Influence of Indented Wire Geometry and Concrete Parameters on the Transfer Length in Prestressed Concrete Crossties

Abstract

A study was conducted to determine the variation in the transfer length of prestressed concrete railroad ties with different indented wire geometries and different concrete properties, including slump and release strength. The study included 12 different reinforcement wire types that are used in concrete railroad ties worldwide. This paper presents the results from transfer length measurements on 96 pretensioned concrete members that were cast in the laboratory. In order to replicate the wire-to-concrete proportions commonly used in prestressed concrete railroad ties, small (3 1/2″ (88.9 mm) × 3 1/2″ (88.9 mm)) prestressed concrete prisms were fabricated and each contained four 5.32-mm-diameter indented wires. A special jacking arrangement was used to ensure that each of the wires was tensioned to the same jacking force.
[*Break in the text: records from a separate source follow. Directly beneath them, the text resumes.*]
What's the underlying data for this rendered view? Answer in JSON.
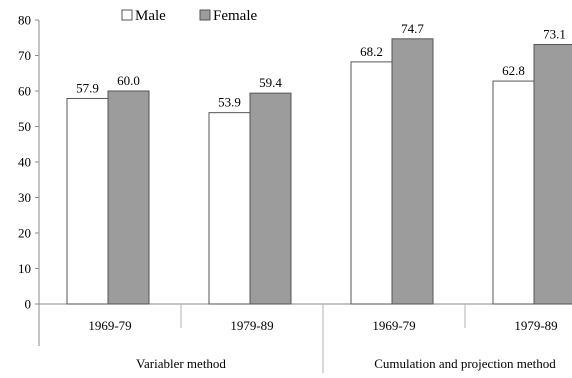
{
  "chart_data": {
    "type": "bar",
    "title": "",
    "xlabel": "",
    "ylabel": "",
    "ylim": [
      0,
      80
    ],
    "yticks": [
      0,
      10,
      20,
      30,
      40,
      50,
      60,
      70,
      80
    ],
    "grid": false,
    "legend_position": "top-left",
    "categories": [
      "1969-79",
      "1979-89",
      "1969-79",
      "1979-89"
    ],
    "groups": [
      {
        "label": "Variabler method",
        "span": [
          0,
          1
        ]
      },
      {
        "label": "Cumulation and projection method",
        "span": [
          2,
          3
        ]
      }
    ],
    "series": [
      {
        "name": "Male",
        "values": [
          57.9,
          53.9,
          68.2,
          62.8
        ],
        "labels": [
          "57.9",
          "53.9",
          "68.2",
          "62.8"
        ],
        "color": "#ffffff"
      },
      {
        "name": "Female",
        "values": [
          60.0,
          59.4,
          74.7,
          73.1
        ],
        "labels": [
          "60.0",
          "59.4",
          "74.7",
          "73.1"
        ],
        "color": "#9c9c9c"
      }
    ]
  }
}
The wires were initially tensioned to 7000 pounds (31.14 kN) each, and the transfer of prestress force into the members was accomplished by a gradual release method replicating the one used in most prestressed concrete crosstie manufacturing plants. The study consisted of two phases. In the first phase, 36 concrete prisms were cast to investigate the effect of different wire indent geometry in a 6-inch (152.4mm) slump concrete mix with 4500 psi (31.03 MPa) release strength. In the second phase, a total of 60 prisms were used to investigate the effect of 4 different concrete parameters with a select group of 5 indented wire types. The second phase included concrete release strengths of 3500 psi (24.13 MPa) and 6000 psi (41.37 MPa), and concrete consistencies (slumps) of 3 (76.2) and 9 inches (228.6 mm). The results have shown that there is a significant variation in transfer lengths for the different indented wires at the same release strength. Additionally, the results show that the transfer lengths decreased significantly with modest increases in the concrete release strength. However, there was no correlation observed between transfer lengths and different concrete slumps for mixes having the same water-to-cementitious (w/c) ratio. For each concrete pour, the splitting tensile strength and modulus of elasticity were measured at the time of prestress transfer. All wire indents were measured according to ASTM A-881 [1] and the results of both phases are presented.